German lawmakers gave their go ahead yesterday for the eurozone to negotiate a third bailout for Greece, heeding a warning from Chancellor Angela Merkel that the alternative to a deal with Athens was chaos.

The Bundestag lower house of parliament, whose backing is essential for the talks to start, decisively approved the move by 439 votes to 119, with 40 abstentions. But almost a fifth of Merkel’s conservatives voted ‘no’ in a blow to the Chancellor.

Popular misgivings run deep in Germany, the eurozone country which has already contributed most to Greece’s two bailouts since 2010, about funnelling yet more aid to Athens.

Finance Minister Wolfgang Schäeuble has questioned whether a new programme will succeed, although the creditors’ offer to Athens includes the conditions for more austerity and economic reform that Berlin had demanded. But Merkel argued for negotiating a new deal to prevent a Greek exit from the euro - the ‘Grexit’ that might undermine the entire currency union - and said suggestions Athens might temporarily leave the euro wouldn’t work.

The alternative to this agreement would be predictable chaos

“The alternative to this agreement would not be a ‘time-out’ from the euro... but rather predictable chaos,” she told the Bundestag. “We would be grossly negligent, and act irresponsibly, if we didn’t at least attempt this way.”

Schäeuble himself has suggested that Greece might be better off taking such a time-out from the eurozone to sort out its daunting economic problems. But Merkel said neither Greece nor the other 18 eurozone member countries were willing to accept the idea. “Therefore this way was not viable,” she added.

Schäeuble lined up with his boss and urged lawmakers to vote to start the negotiations, adding: “It’s a last attempt to fulfil this extraordinarily difficult task.”

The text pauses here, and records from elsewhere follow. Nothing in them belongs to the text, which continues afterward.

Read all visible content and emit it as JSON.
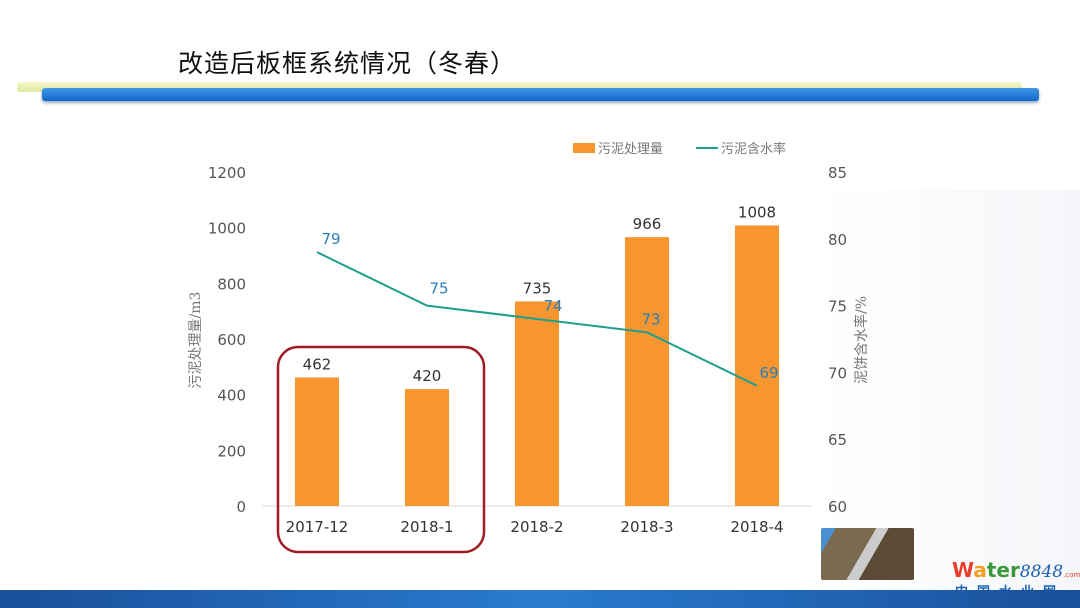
{
  "slide": {
    "title": "改造后板框系统情况（冬春）"
  },
  "logo": {
    "word": "Water",
    "number": "8848",
    "suffix": ".com",
    "subtitle": "中国水业网"
  },
  "chart_data": {
    "type": "bar+line",
    "categories": [
      "2017-12",
      "2018-1",
      "2018-2",
      "2018-3",
      "2018-4"
    ],
    "series": [
      {
        "name": "污泥处理量",
        "type": "bar",
        "axis": "left",
        "values": [
          462,
          420,
          735,
          966,
          1008
        ],
        "color": "#f7962f"
      },
      {
        "name": "污泥含水率",
        "type": "line",
        "axis": "right",
        "values": [
          79,
          75,
          74,
          73,
          69
        ],
        "color": "#1e9e8e"
      }
    ],
    "ylabel": "污泥处理量/m3",
    "ylim": [
      0,
      1200
    ],
    "yticks": [
      0,
      200,
      400,
      600,
      800,
      1000,
      1200
    ],
    "y2label": "泥饼含水率/%",
    "y2lim": [
      60,
      85
    ],
    "y2ticks": [
      60,
      65,
      70,
      75,
      80,
      85
    ],
    "legend": "top-right",
    "grid": false,
    "highlight": {
      "categories": [
        "2017-12",
        "2018-1"
      ],
      "color": "#a01c24"
    }
  }
}
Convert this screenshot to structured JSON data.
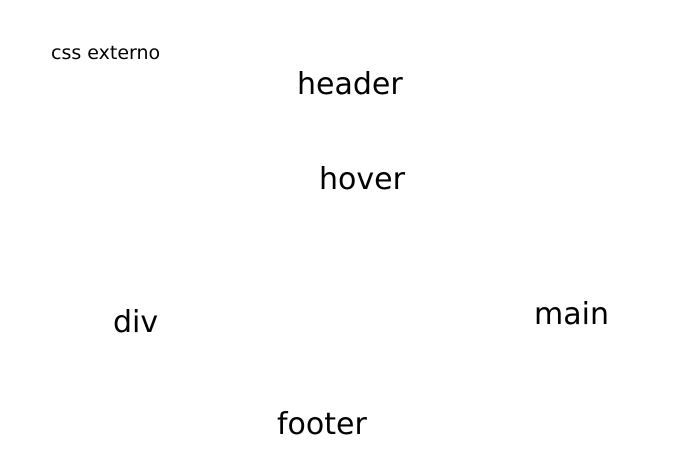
{
  "labels": {
    "css_externo": "css externo",
    "header": "header",
    "hover": "hover",
    "div": "div",
    "main": "main",
    "footer": "footer"
  }
}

Not all conservatives agreed. A total of 60 voted against starting negotiations, more than double the number of rebels in a February vote on extending a second bailout package. The jump highlighted grassroots opposition to granting further aid.

Meanwhile also yesterday the European Stability Mechanism, the eurozone’s bailout fund, decided formally to open negotiations with Greece on a third bailout programme that could total €86 billion over three years, the fund said in a statement.

The decision ends a stormy week of negotiations, organising bridge financing by the eurozone and rushing through of reforms by the Greek parliament to avoid a Greek default on the European Central Bank on Monday, July 20.

The chairman of eurozone finance ministers Jeroen Dijsselbloem expects negotiations on the third bailout for Greece to take four weeks.

EU officials hope the bailout deal will be in place by mid-August when Greece needs to make further payments to the ECB to redeem its maturing debt, because the bridge financing organised so far is only €7.16 billion – enough to see Athens through July, but not through August.

The bridge loan will come from the European Financial Stability Mechanism – a bailout fund operated by all 28 EU governments, not just eurozone members like the ESM.